Le type d'escalade qu'elle préfère pratiquer est l'un des plus psychologiques et techniques : on l'appelle TRAD ou traditionnel, et c'est celui qui était pratiqué par les premiers grimpeurs. Federica Mingolla, piémontaise âgée de 27 ans et aspirant à devenir guide alpine, dit que pour pratiquer ce type d'escalade, il est nécessaire d'entrer en parfaite syntonie avec la roche et d'avoir le mental solide. Talent hors classe, Mingolla est l'une des meilleures alpinistes italiennes et ses performances sont reconnues au niveau international : c'est la première italienne à gravir des voies importantes et techniques comme Tom et Je Ris (Verdon), Digital Crack sur le massif du Mont-Blanc et, en journée, la voie Attraverso il Pesce à la Marmolada. Cette année, elle débute la saison estivale en escaladant à vue la Cruna dell'ago (8a) dans le silencieux Vallone di Forzo, au cœur du Parc national Gran Paradiso ; en France, elle s’attaquera au calcaire des Tours d’Areu avec la voie Golden Tower (8a), au granite du Mont-Blanc avec le fameux toit de Ma Dalton (7b/c), et elle affrontera la voie Bellavista sur la face nord de la Cima Ovest de Lavaredo, ouverte en solitaire par Alexander Huber en 1999 et dont le niveau de difficulté est estimé aux alentours de 8b+/c.

Quand et comment as-tu commencé à aller en montagne ?
J'ai commencé l'escalade parce que j'ai toujours été en contact avec les montagnes grâce à mon père, qui m'a emmenée avec lui depuis mon plus jeune âge. Mais je n'avais jamais approfondi la notion de verticalité : je faisais du ski de randonnée et des vias ferratas, et surtout, je pratiquais la natation, de compétition. J'ai commencé l'escalade plutôt tard, vers 15 ans, grâce à une salle de sport indoor de Turin. J'ai également participé à des compétitions, mais je me suis très vite lassée, surtout quand j'ai découvert l'escalade en falaise. Puis à 20 ans, j'ai commencé à faire un peu d'alpinisme, les premières voies longues, puis je suis revenue au ski de randonnée, que j'avais abandonné. Pour la première fois, je vivais le plein air et la montagne à 360 degrés : ce fut un choix intégral dans ma vie, et il m'a conduite à mener un style de vie unique. J'allais à la montagne surtout avec une guide alpine que j'avais connue dans une salle de sport. Elle m'a prise sous son aile et a vu en moi quelque chose que je ne voyais pas encore.

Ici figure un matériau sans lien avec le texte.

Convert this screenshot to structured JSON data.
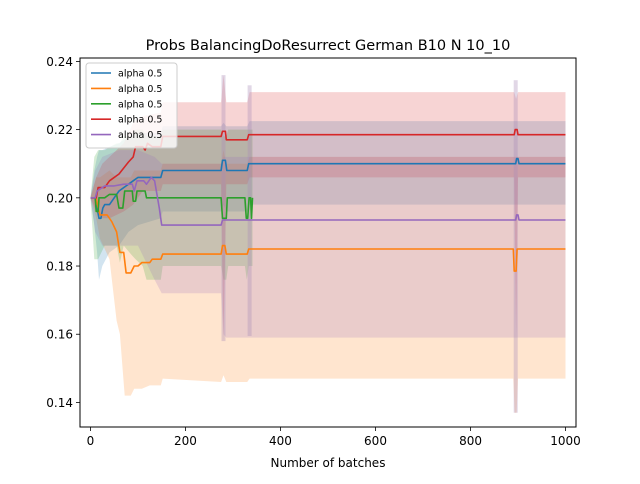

Quel est le pire aspect de la vie d'alpiniste ?
On ne voit jamais la mer ! Plus sérieusement, c'est vrai : on est tellement concentré sur la montagne et ses projets qu’on oublie souvent qu'il existe d'autres choses dans la vie. Il faut trouver un équilibre entre ses passions et les personnes qu’on aime, et cultiver d'autres intérêts. Pendant de nombreuses années, je me suis focalisée sur l'alpinisme. J'avais une telle fougue en moi que je voulais tout faire, et tout de suite. À présent je suis entrée dans la phase suivante : je me suis rendu compte que tout ne doit pas tourner autour de l'alpinisme, qu'il y a des façons de se sentir satisfait et d'évoluer dans la vie qui n'ont rien à voir avec les sorties en montagne. Alors je me consacre aussi à d'autres choses, comme les voyages. C'est l'aspect que tous les alpinistes doivent comprendre. Parce que si on ne se donne pas un peu de repos, on finit par s’épuiser, physiquement et mentalement. C'est aussi grâce à mon accident que j'ai compris tout cela : j'ai été à l'arrêt pendant deux mois, dont un mois et demi en fauteuil roulant, et pour une personne hyperactive qui n'arrête jamais, cela a été difficile. J'ai dû réévaluer beaucoup d'aspects de ma vie. Je me suis dit que la course, l'escalade et les activités d'extérieur n'étaient pas tout, qu'il existait aussi autre chose. S'il y avait des gens qui réussissent à être heureux sans pouvoir utiliser leurs jambes, je pouvais y arriver aussi, même si cela a été dur. C'est cela, le pire aspect de la vie d'alpiniste.

Federica Mingolla

Parlons à présent de la voie Bellavista vers la Cima Ovest de Lavaredo (Dolomites). Comment t’est venue l'idée de la gravir, comment t’es-tu entraînée après l'accident pour arriver en forme et quelles voies as-tu gravies pour te préparer ?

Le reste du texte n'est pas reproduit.